Dann jedoch wurde der Gesetzesentwurf der Regierung Calfa vor allem von den Abgeordneten der Bürgerlich-Demokratischen Partei ODS in mehreren Punkten verändert: Der Kreis der zu überprüfenden Personen wurde ebenso erweitert wie die Anzahl der verurteilungswürdigen früheren Funktionen. Vor allem aber: In dem nun verabschiedeten Gesetz muß im Gegensatz zur Vorlage der Regierung die individuelle Schuld — die Verletzung der Menschen- und Bürgerrechte — nicht nachgewiesen werden. Stattdessen können Tausende bereits allein aufgrund ihrer Mitgliedschaft in den genannten Organisationen überprüft werden.

Für eine Reihe von Abgeordneten ebenso wie für den Gewneralstaatsanwalt der CSFR ist das Gesetz unvereinbar mit den europäischen Menschenrechtsabkommen. An die Stelle der Unschuldsvermutung trete die „Kollektivschuld“. Auf diesem Weg könne die Tschechoslowakei nicht zu einem Rechtsstaat werden. Erinnert wird auch an die bisherigen „Lustrations“-Erfahrungen. Zahlreiche der Mitarbeit beim Staatssicherheitsdienst beschuldigte Abgeordnete führen inzwischen langwierige Gerichtsprozesse. Die Gültigkeit des zur Überprüfung verwendeten Materials sowie die Arbeit der damit beauftragten Kommission wird von ihnen in Frage gestellt.

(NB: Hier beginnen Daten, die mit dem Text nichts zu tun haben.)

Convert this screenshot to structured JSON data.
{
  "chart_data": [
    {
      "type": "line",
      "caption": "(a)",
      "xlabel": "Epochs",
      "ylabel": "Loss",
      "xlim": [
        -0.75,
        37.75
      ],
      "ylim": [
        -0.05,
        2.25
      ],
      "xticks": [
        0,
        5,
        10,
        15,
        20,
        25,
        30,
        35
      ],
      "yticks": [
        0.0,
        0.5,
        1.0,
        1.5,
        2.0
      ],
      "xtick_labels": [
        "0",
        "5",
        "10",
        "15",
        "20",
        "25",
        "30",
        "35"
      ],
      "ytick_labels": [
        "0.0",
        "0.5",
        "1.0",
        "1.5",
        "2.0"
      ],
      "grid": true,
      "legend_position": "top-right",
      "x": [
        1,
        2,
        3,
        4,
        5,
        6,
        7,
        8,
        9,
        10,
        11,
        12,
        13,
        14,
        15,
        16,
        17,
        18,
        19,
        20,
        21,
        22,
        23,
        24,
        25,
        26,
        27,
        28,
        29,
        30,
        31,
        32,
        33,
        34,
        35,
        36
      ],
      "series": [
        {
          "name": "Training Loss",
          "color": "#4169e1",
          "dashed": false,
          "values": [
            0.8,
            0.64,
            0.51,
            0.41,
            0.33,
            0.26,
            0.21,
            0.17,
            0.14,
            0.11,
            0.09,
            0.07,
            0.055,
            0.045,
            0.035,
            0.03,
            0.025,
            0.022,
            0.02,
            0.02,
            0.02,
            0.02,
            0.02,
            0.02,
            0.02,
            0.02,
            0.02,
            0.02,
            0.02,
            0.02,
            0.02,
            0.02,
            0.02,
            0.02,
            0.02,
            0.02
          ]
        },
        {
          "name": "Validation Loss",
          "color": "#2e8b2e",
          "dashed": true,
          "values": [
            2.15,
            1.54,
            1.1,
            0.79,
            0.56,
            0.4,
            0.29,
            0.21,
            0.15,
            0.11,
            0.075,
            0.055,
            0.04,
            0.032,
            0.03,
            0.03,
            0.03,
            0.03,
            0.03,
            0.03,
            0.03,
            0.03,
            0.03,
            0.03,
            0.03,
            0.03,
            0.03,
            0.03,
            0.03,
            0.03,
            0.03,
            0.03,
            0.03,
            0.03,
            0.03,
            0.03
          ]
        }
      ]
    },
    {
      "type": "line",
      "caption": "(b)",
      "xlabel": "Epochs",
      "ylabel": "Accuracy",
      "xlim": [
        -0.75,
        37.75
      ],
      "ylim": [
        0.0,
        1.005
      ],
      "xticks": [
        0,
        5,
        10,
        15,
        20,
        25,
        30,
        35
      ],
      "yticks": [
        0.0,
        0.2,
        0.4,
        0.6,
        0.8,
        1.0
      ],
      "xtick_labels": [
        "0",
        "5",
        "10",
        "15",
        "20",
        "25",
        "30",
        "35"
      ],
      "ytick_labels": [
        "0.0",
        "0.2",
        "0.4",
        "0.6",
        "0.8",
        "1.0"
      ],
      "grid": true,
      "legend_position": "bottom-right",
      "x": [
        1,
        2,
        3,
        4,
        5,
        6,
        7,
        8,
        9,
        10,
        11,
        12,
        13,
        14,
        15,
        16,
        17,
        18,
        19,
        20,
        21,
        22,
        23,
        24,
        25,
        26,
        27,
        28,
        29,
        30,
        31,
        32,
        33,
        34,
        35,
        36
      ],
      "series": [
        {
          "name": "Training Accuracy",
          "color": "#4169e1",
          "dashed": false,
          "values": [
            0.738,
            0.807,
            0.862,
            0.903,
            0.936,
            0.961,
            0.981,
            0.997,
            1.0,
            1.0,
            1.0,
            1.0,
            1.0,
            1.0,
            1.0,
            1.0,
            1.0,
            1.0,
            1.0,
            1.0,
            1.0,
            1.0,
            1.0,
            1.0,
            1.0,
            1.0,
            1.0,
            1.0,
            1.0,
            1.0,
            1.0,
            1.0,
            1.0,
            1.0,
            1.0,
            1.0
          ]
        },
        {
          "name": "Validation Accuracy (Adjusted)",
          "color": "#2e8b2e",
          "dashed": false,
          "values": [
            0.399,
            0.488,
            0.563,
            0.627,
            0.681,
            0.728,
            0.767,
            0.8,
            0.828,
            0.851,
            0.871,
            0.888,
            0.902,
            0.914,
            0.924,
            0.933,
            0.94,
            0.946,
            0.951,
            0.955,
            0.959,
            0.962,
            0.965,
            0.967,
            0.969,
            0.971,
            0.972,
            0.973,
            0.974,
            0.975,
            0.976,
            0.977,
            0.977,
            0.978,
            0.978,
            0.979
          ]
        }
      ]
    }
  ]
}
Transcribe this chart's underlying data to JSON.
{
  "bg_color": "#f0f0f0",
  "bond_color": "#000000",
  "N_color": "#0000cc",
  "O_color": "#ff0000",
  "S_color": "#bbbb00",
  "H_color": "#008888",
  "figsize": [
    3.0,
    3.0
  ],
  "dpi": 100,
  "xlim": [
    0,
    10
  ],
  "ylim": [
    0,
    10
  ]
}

Im Zentrum der Kritik steht die pauschale Verurteilung der eigenen Geschichte. Ausschlaggebend für ein Berufsverbot ist eine Mitarbeit bzw. Mitgliedschaft in den genannten Organisationen in der Zeit vom 25.2.1948 — dem Tag der „kommunistischen Machtübernahme“ — bis zum 17.11.1989 — dem Beginn der „samtenen Revolution“. Eine Ausnahme bilden allein die wenigen Monate des Prager Frühlings, in dieser Zeit — so heißt es von konservativer Seite — hätten selbst die Kommunisten sich für eine Demokratisierung ihres Systems eingesetzt. Von Entlassung bedroht ist somit — neben zahlreichen anderen reformkommunistischen Oppositionellen der vergangenen 20 Jahre — auch Alexander Dubcek. Dieser wurde zwar erst im Januar 1968 Generalsekretär der KPC, übte aber bereits zuvor höchste Parteiämter aus. Von Entlassung bedroht sind Millizionäre, die im August 1968 den „illegalen“ Reformparteitag der KP vor den sowjetischen Panzern schützten. Von einer Entlassung bedroht könnte bei einer geplanten Erweiterung des Gesetzes jedoch fast jeder zweite Tscheche und Slowake sein. Denn, so Außenminister Jiri Dienstbier in einem Kommentar der 'Lidove Noviny‘: Nach dem zweiten Weltkrieg verfielen nicht einige wenige, sondern nahezu 40% der Bevölkerung der „falschen Ideologie“, bei den letzten freien Wahlen 1946 gaben 40% ihre Stimme der KPC. Dienstbier biblisch und bildhaft: Wer ohne Schuld ist, der werfe den ersten Stein.

Bildhaft wurde auch Staatspräsident Vaclav Havel in seiner Beurteilung des Gesetzes: Eine Gänsehaut bekomme er beim Lesen der Bestimmungen, nun breche die Zeit der Rache an. Diese Rache zu verhindern, ist jedoch weiterhin das Ziel des Präsidenten. Zwar wird er das Gesetz entgegen erster Überlegungen unterschreiben, gleichzeitig will er aber Vorschläge zu seiner Nivellierung vorlegen.

Eine Abschwächung der Gesetzesbestimmungen wird jedoch nicht nur von dem tschechischen Ministerpräsidenten Petr Pithart für wenig wahrscheinlich gehalten. Denn, so die Kommentatoren der Zeitungen, bei der dreitägigen, mit allen Verfahrenstricks geführten Parlamentsdebatte fiel auch der Startschuß für den Wahlkampf: Im Juni 1992 finden in der CSFR die zweiten „nachkommunistischen“ Parlamentswahlen statt. Die Aussichten für das noch regierende Bürgerforum Jiri Dienstbiers werden dabei immer schlechter. Zum einen gelang es den konservativen Gruppierungen zum erstenMal, die ehemaligen Oppositionellen eindeutig in eine Ecke mit den linken Parteien zu stellen. Außerdem — und dies scheint nicht der unwichtigste Grund für die Verabschiedung des Gesetzes gewesen zu sein — werden durch seine Anwendung eine Unmenge der einflußreichsten Positionen frei. Der Streit um die Aufarbeitung der Vergangenheit entpuppt sich so als der Kampf um die Macht von morgen.